If the emails don't match (different domains, aliases), the coverage report in Setup will show the employee as unmatched. Fix this by ensuring the email in BambooHR matches the one used in GitLab, or by manually linking the person in TeamEye.
Roles & permissions
TeamEye has two roles: Owner and Member. One workspace can have multiple members but currently only one owner.
| Capability | Owner | Member |
|---|---|---|
| View dashboard, reports, people | ✓ | ✓ |
| Use Ask AI chat | ✓ | — |
| Connect / disconnect integrations | ✓ | — |
| Add / remove visible teammates | ✓ | — |
| Invite or remove members | ✓ | — |
| Manage billing | ✓ | — |
| Delete organization | ✓ | — |
| View delivery (Jira) reports | ✓ | ✓ |
| Run Jira hygiene audit manually | ✓ | — |
| View reliability (Sentry) stats | ✓ | — |
Invites are sent by email from Setup → Team. The invited person must register or log in; they land in the same organization automatically once they accept the invite link.
FAQ
Do I need Jira to use TeamEye?
No. TeamEye can start from GitLab engineering activity metadata. Jira adds delivery flow and planning context. If Jira is not connected, or if its Data Trust score is too low, TeamEye simply excludes Jira-based delivery signals from operational summaries.
Can the same person appear in multiple workspaces?

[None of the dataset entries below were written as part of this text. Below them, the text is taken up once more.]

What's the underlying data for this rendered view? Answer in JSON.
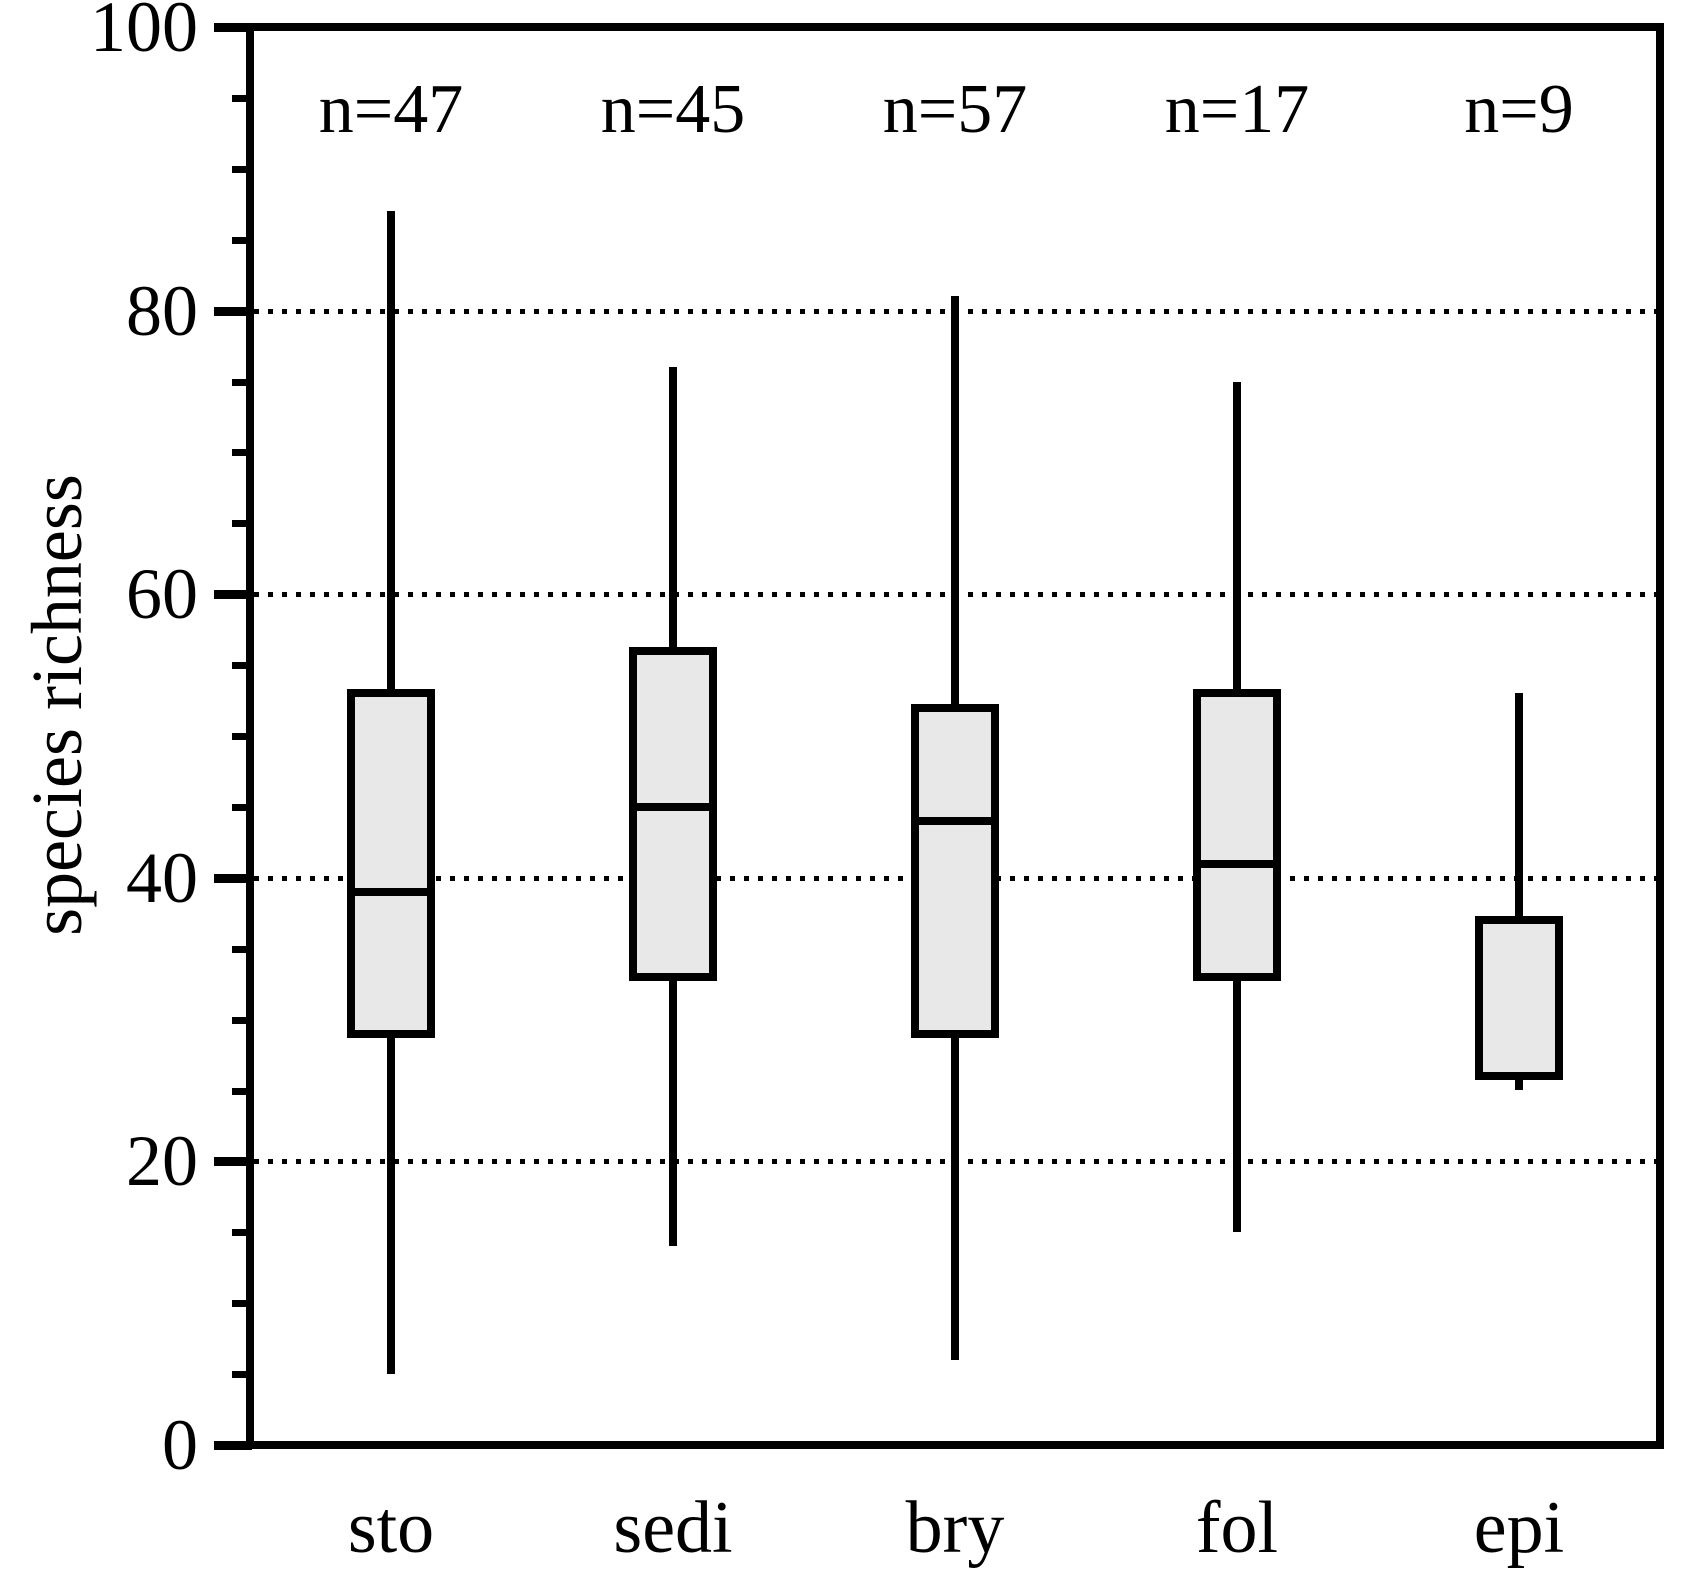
{
  "chart_data": {
    "type": "boxplot",
    "title": "",
    "xlabel": "",
    "ylabel": "species richness",
    "ylim": [
      0,
      100
    ],
    "yticks_major": [
      0,
      20,
      40,
      60,
      80,
      100
    ],
    "ytick_minor_step": 5,
    "gridlines_at": [
      20,
      40,
      60,
      80
    ],
    "grid_style": "dotted",
    "legend": "none",
    "categories": [
      "sto",
      "sedi",
      "bry",
      "fol",
      "epi"
    ],
    "n_labels": [
      "n=47",
      "n=45",
      "n=57",
      "n=17",
      "n=9"
    ],
    "series": [
      {
        "category": "sto",
        "n": 47,
        "whisker_low": 5,
        "q1": 29,
        "median": 39,
        "q3": 53,
        "whisker_high": 87
      },
      {
        "category": "sedi",
        "n": 45,
        "whisker_low": 14,
        "q1": 33,
        "median": 45,
        "q3": 56,
        "whisker_high": 76
      },
      {
        "category": "bry",
        "n": 57,
        "whisker_low": 6,
        "q1": 29,
        "median": 44,
        "q3": 52,
        "whisker_high": 81
      },
      {
        "category": "fol",
        "n": 17,
        "whisker_low": 15,
        "q1": 33,
        "median": 41,
        "q3": 53,
        "whisker_high": 75
      },
      {
        "category": "epi",
        "n": 9,
        "whisker_low": 25,
        "q1": 26,
        "median": 26,
        "q3": 37,
        "whisker_high": 53
      }
    ],
    "colors": {
      "box_fill": "#e8e8e8",
      "line": "#000000",
      "background": "#ffffff"
    }
  }
}
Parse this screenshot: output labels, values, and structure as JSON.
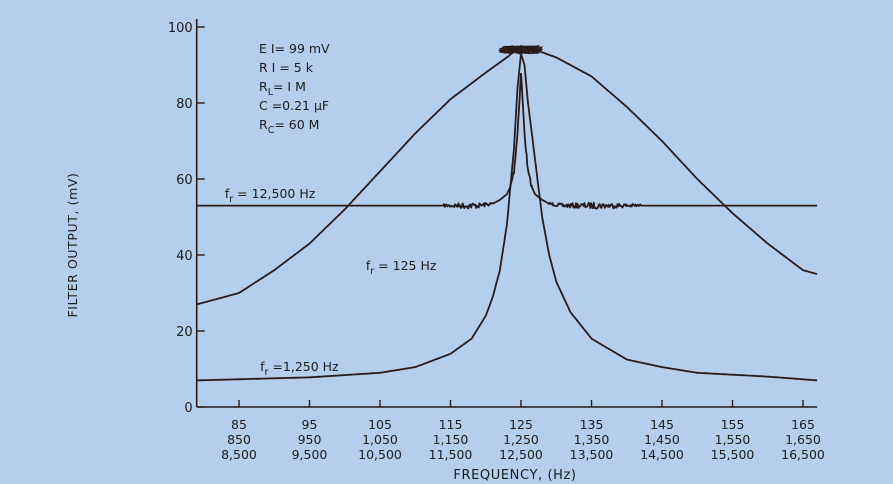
{
  "chart_data": {
    "type": "line",
    "background_color": "#b4cfee",
    "line_color": "#2a1a1a",
    "ylabel": "FILTER OUTPUT, (mV)",
    "xlabel": "FREQUENCY, (Hz)",
    "ylim": [
      0,
      100
    ],
    "yticks": [
      0,
      20,
      40,
      60,
      80,
      100
    ],
    "xlim": [
      79,
      167
    ],
    "x_ticks": [
      {
        "x": 85,
        "labels": [
          "85",
          "850",
          "8,500"
        ]
      },
      {
        "x": 95,
        "labels": [
          "95",
          "950",
          "9,500"
        ]
      },
      {
        "x": 105,
        "labels": [
          "105",
          "1,050",
          "10,500"
        ]
      },
      {
        "x": 115,
        "labels": [
          "115",
          "1,150",
          "11,500"
        ]
      },
      {
        "x": 125,
        "labels": [
          "125",
          "1,250",
          "12,500"
        ]
      },
      {
        "x": 135,
        "labels": [
          "135",
          "1,350",
          "13,500"
        ]
      },
      {
        "x": 145,
        "labels": [
          "145",
          "1,450",
          "14,500"
        ]
      },
      {
        "x": 155,
        "labels": [
          "155",
          "1,550",
          "15,500"
        ]
      },
      {
        "x": 165,
        "labels": [
          "165",
          "1,650",
          "16,500"
        ]
      }
    ],
    "parameters": [
      "E I = 99 mV",
      "R I = 5 k",
      "RL = I M",
      "C = 0.21 μF",
      "RC = 60 M"
    ],
    "parameter_parts": [
      {
        "main": "E I= 99 mV",
        "sub": "",
        "tail": ""
      },
      {
        "main": "R I = 5 k",
        "sub": "",
        "tail": ""
      },
      {
        "main": "R",
        "sub": "L",
        "tail": "= I M"
      },
      {
        "main": "C =0.21 μF",
        "sub": "",
        "tail": ""
      },
      {
        "main": "R",
        "sub": "C",
        "tail": "= 60 M"
      }
    ],
    "series": [
      {
        "name": "fr = 125 Hz",
        "label_parts": {
          "main": "f",
          "sub": "r",
          "tail": " = 125 Hz"
        },
        "label_anchor": [
          103,
          36
        ],
        "x": [
          79,
          85,
          90,
          95,
          100,
          105,
          110,
          115,
          120,
          123,
          125,
          127,
          130,
          135,
          140,
          145,
          150,
          155,
          160,
          165,
          167
        ],
        "y": [
          27,
          30,
          36,
          43,
          52,
          62,
          72,
          81,
          88,
          92,
          95,
          94,
          92,
          87,
          79,
          70,
          60,
          51,
          43,
          36,
          35
        ]
      },
      {
        "name": "fr = 1,250 Hz",
        "label_parts": {
          "main": "f",
          "sub": "r",
          "tail": " =1,250 Hz"
        },
        "label_anchor": [
          88,
          9.5
        ],
        "x": [
          79,
          85,
          95,
          105,
          110,
          115,
          118,
          120,
          121,
          122,
          123,
          124,
          124.5,
          125,
          125.5,
          126,
          127,
          128,
          129,
          130,
          132,
          135,
          140,
          145,
          150,
          155,
          160,
          167
        ],
        "y": [
          7,
          7.3,
          7.8,
          9,
          10.5,
          14,
          18,
          24,
          29,
          36,
          48,
          68,
          84,
          93,
          90,
          80,
          65,
          50,
          40,
          33,
          25,
          18,
          12.5,
          10.5,
          9,
          8.5,
          8,
          7
        ]
      },
      {
        "name": "fr = 12,500 Hz",
        "label_parts": {
          "main": "f",
          "sub": "r",
          "tail": " = 12,500 Hz"
        },
        "label_anchor": [
          83,
          55
        ],
        "x": [
          79,
          113,
          119,
          121,
          122,
          123,
          123.5,
          124,
          124.5,
          125,
          125.5,
          126,
          126.5,
          127,
          128,
          129,
          131,
          143,
          167
        ],
        "y": [
          53,
          53,
          53,
          53.5,
          54.5,
          56,
          58,
          62,
          72,
          88,
          72,
          62,
          58,
          56,
          54.5,
          53.5,
          53,
          53,
          53
        ],
        "noise_bands": [
          [
            114,
            121
          ],
          [
            129,
            142
          ]
        ],
        "peak_noise_band": [
          123.5,
          126.5
        ]
      }
    ]
  }
}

Yes — a user account can belong to multiple organizations, each with its own visible teammates, integrations, and billing. Switching between them is done via the organization switcher in the app shell.
My Jira Data Trust score is below 60. What do I do?
Open Delivery → Hygiene. The audit lists every project with its score breakdown by rule. The most common fixes: assign In-Progress issues, add story point estimates, and move stale issues forward or close them. Once the score crosses the threshold, delivery data will appear in the next nightly sync.
How often does data sync?
Most integrations sync nightly (once per day, EU time). Absence syncs cover a 30-day lookback and 60-day lookahead window by default. You can trigger a manual Jira hygiene run from the Hygiene page; GitLab and absence syncs cannot be triggered manually.
Sentry is the exception — reliability stats are read live from the Sentry API on demand and cached for about 10 minutes, so there's no nightly Sentry sync and figures may lag Sentry by up to that cache window.
Is there a way to exclude certain GitLab groups or projects?
Exclusion happens at the people level, not the group level. If you don't want someone included, deselect them in the people picker. TeamEye only stores metadata for selected visible teammates. Activity from people who are not selected is ignored.
What happens when someone leaves the team?
Remove them from Setup → People. Their historical operational data can remain available for reports, but they stop appearing in future daily briefings and risk summaries.
Where are credentials stored?
All tokens, API keys, and secrets are encrypted at rest under your workspace's isolated options store. Credentials are never shared across workspaces and are never logged or sent to third parties.
How do I disconnect an integration?
Go to Setup and click Disconnect next to the relevant integration. All stored credentials for that integration are deleted immediately. Historical data synced before disconnection is retained.